The next piece in the room is an enormous deck chair with a book splayed open on it. It’s an upsized edition of Crime and Punishment, which seems a bit unlikely. By no stretch of the imagination could it be described as a beach read. The card at the side reads ‘Culture Clash’. Ah, I see. Someone who sits on a deck chair wouldn’t read Dostoevsky. Now, despite my own judgement, I’m irked, which gives me a pleasurable frisson. Thursday morning, and I’m being kindled by a sculpture. I’m not sitting in a meeting room listening to someone drone on about the problems of an online edit, or telling a presenter they can’t send the cameraman on a coffee run, or getting a call from my kids’ school during a shoot because Ethan lost his three-in-one booster form. I am free; free to be culturally irked.
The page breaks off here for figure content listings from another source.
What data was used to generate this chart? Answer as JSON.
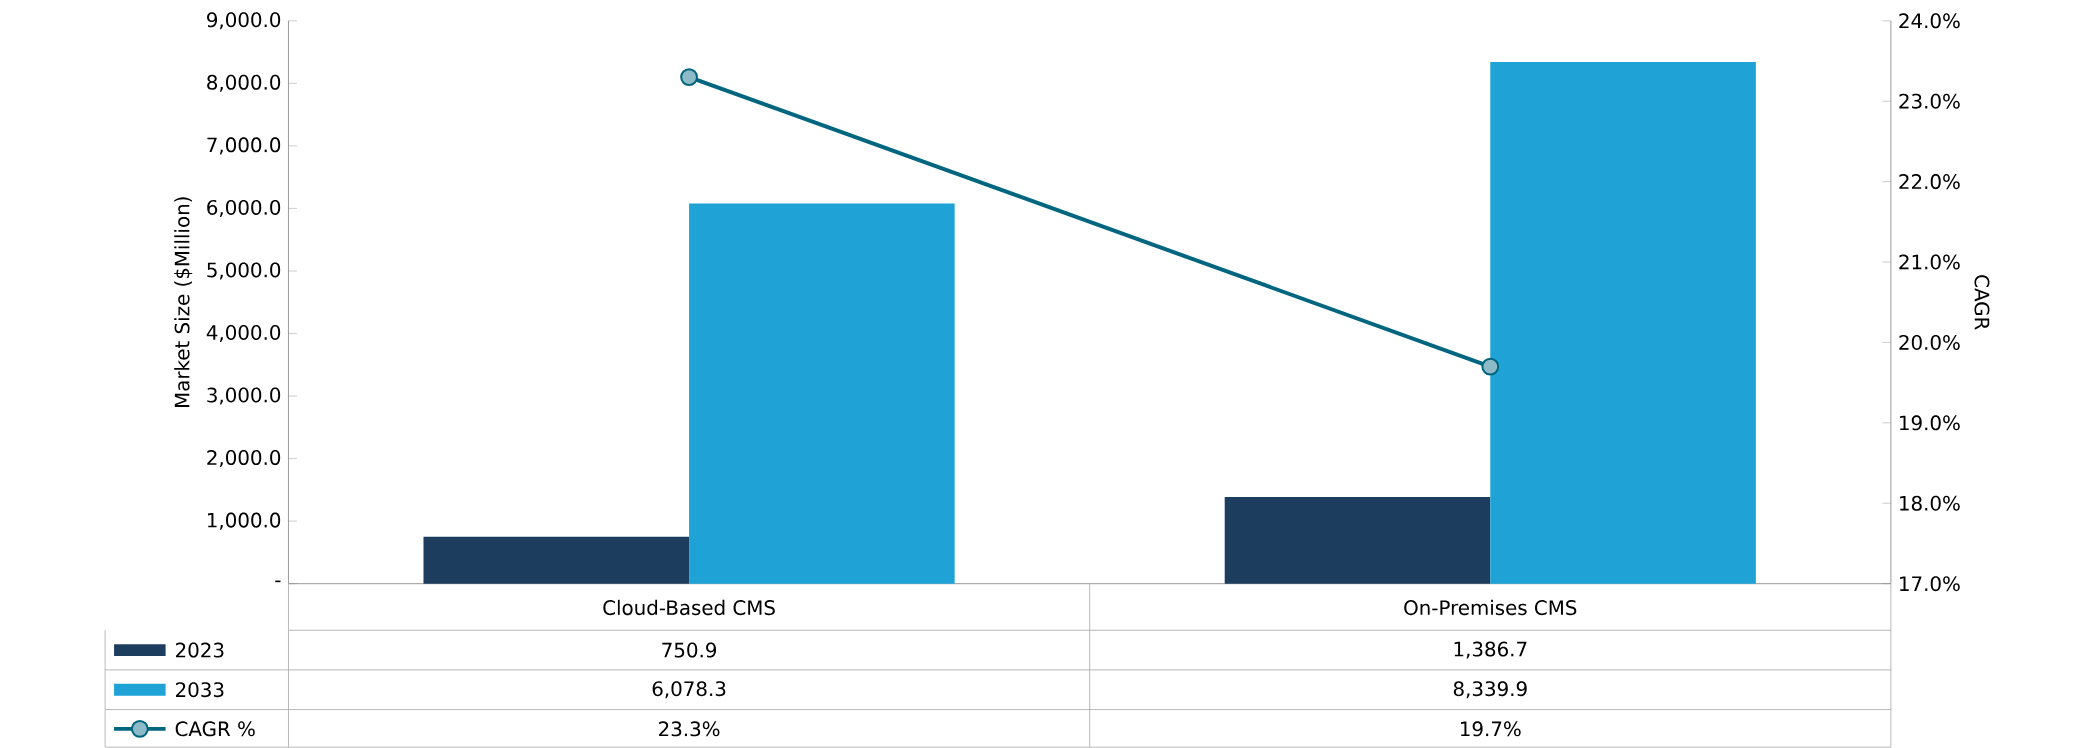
{
  "chart_data": {
    "type": "bar",
    "ylabel": "Market Size ($Million)",
    "y2label": "CAGR",
    "categories": [
      "Cloud-Based CMS",
      "On-Premises CMS"
    ],
    "series": [
      {
        "name": "2023",
        "color": "#1c3d5e",
        "values": [
          750.9,
          1386.7
        ],
        "value_labels": [
          "750.9",
          "1,386.7"
        ]
      },
      {
        "name": "2033",
        "color": "#1fa3d6",
        "values": [
          6078.3,
          8339.9
        ],
        "value_labels": [
          "6,078.3",
          "8,339.9"
        ]
      },
      {
        "name": "CAGR %",
        "type": "line",
        "axis": "y2",
        "color": "#006680",
        "marker": "circle",
        "values": [
          23.3,
          19.7
        ],
        "value_labels": [
          "23.3%",
          "19.7%"
        ]
      }
    ],
    "ylim": [
      0,
      9000
    ],
    "yticks": [
      {
        "value": 0,
        "label": "-"
      },
      {
        "value": 1000,
        "label": "1,000.0"
      },
      {
        "value": 2000,
        "label": "2,000.0"
      },
      {
        "value": 3000,
        "label": "3,000.0"
      },
      {
        "value": 4000,
        "label": "4,000.0"
      },
      {
        "value": 5000,
        "label": "5,000.0"
      },
      {
        "value": 6000,
        "label": "6,000.0"
      },
      {
        "value": 7000,
        "label": "7,000.0"
      },
      {
        "value": 8000,
        "label": "8,000.0"
      },
      {
        "value": 9000,
        "label": "9,000.0"
      }
    ],
    "y2lim": [
      17,
      24
    ],
    "y2ticks": [
      {
        "value": 17,
        "label": "17.0%"
      },
      {
        "value": 18,
        "label": "18.0%"
      },
      {
        "value": 19,
        "label": "19.0%"
      },
      {
        "value": 20,
        "label": "20.0%"
      },
      {
        "value": 21,
        "label": "21.0%"
      },
      {
        "value": 22,
        "label": "22.0%"
      },
      {
        "value": 23,
        "label": "23.0%"
      },
      {
        "value": 24,
        "label": "24.0%"
      }
    ],
    "legend": "bottom left"
  }
}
Just as I’m breathing in the heady fumes of personal liberty, my viewing benefit is violated by a small boy who squeezes in front of me, picks up the huge book and staggers off with it. Is this art too? I look around for a parent but can’t see anyone looking remotely responsible or bothered. Deciding to ignore him, I move on to the next seashore offering, which is a massive dead jellyfish, splayed on the floor like a transparent rug. Reaching out a tentative finger, I prod it, and it judders satisfyingly. It’s very clever. As I’m studying the watery corpse, the boy scampers across it, his trainers leaving a huge dent in its glutinous centre. This is an interactive exhibition, but not that interactive. I wish it had stung him.
‘Hey, you!’
There’s now a cross-looking woman bearing down on me. She’s wearing a lanyard so I guess she works here.
‘Hello?’
‘Can you control your child, please? He’s just tried to kick the beach ball.’
‘He’s not my child.’
But I’m drowned out by the child himself, who tears between us, shrieking, holding a handful of sand, which he flings over the man o’ war. He must be about four years old and clearly has the devil’s light in his eye. I’ve seen this light many a time, on dreaded playdates when Ethan would bring home one of his class’s chief marauders. These monsters live to destroy, to create chaos and havoc, to piss you off and terrify you. And you have to accept it meekly, because other parents can be funny about you disciplining their darlings, and you don’t want little Archie sobbing and yelping ‘She shouted at me!’ as he’s led away. I once hid in the bathroom during a particularly noisy and destructive afternoon which resulted in our Christmas tree being knocked over and excrement being liberally rubbed into the landing rug. When the mother arrived to pick him up, I just avoided her eyes and said ‘Yes, fine!’ But I learned to recognize that martial light, and move heaven and earth to make sure it didn’t cross our threshold.
‘I’m not your mummy,’ I say to the demon child, feeling like I have to say it for the benefit of the woman with the lanyard, who seems to be conferring parental responsibility on me.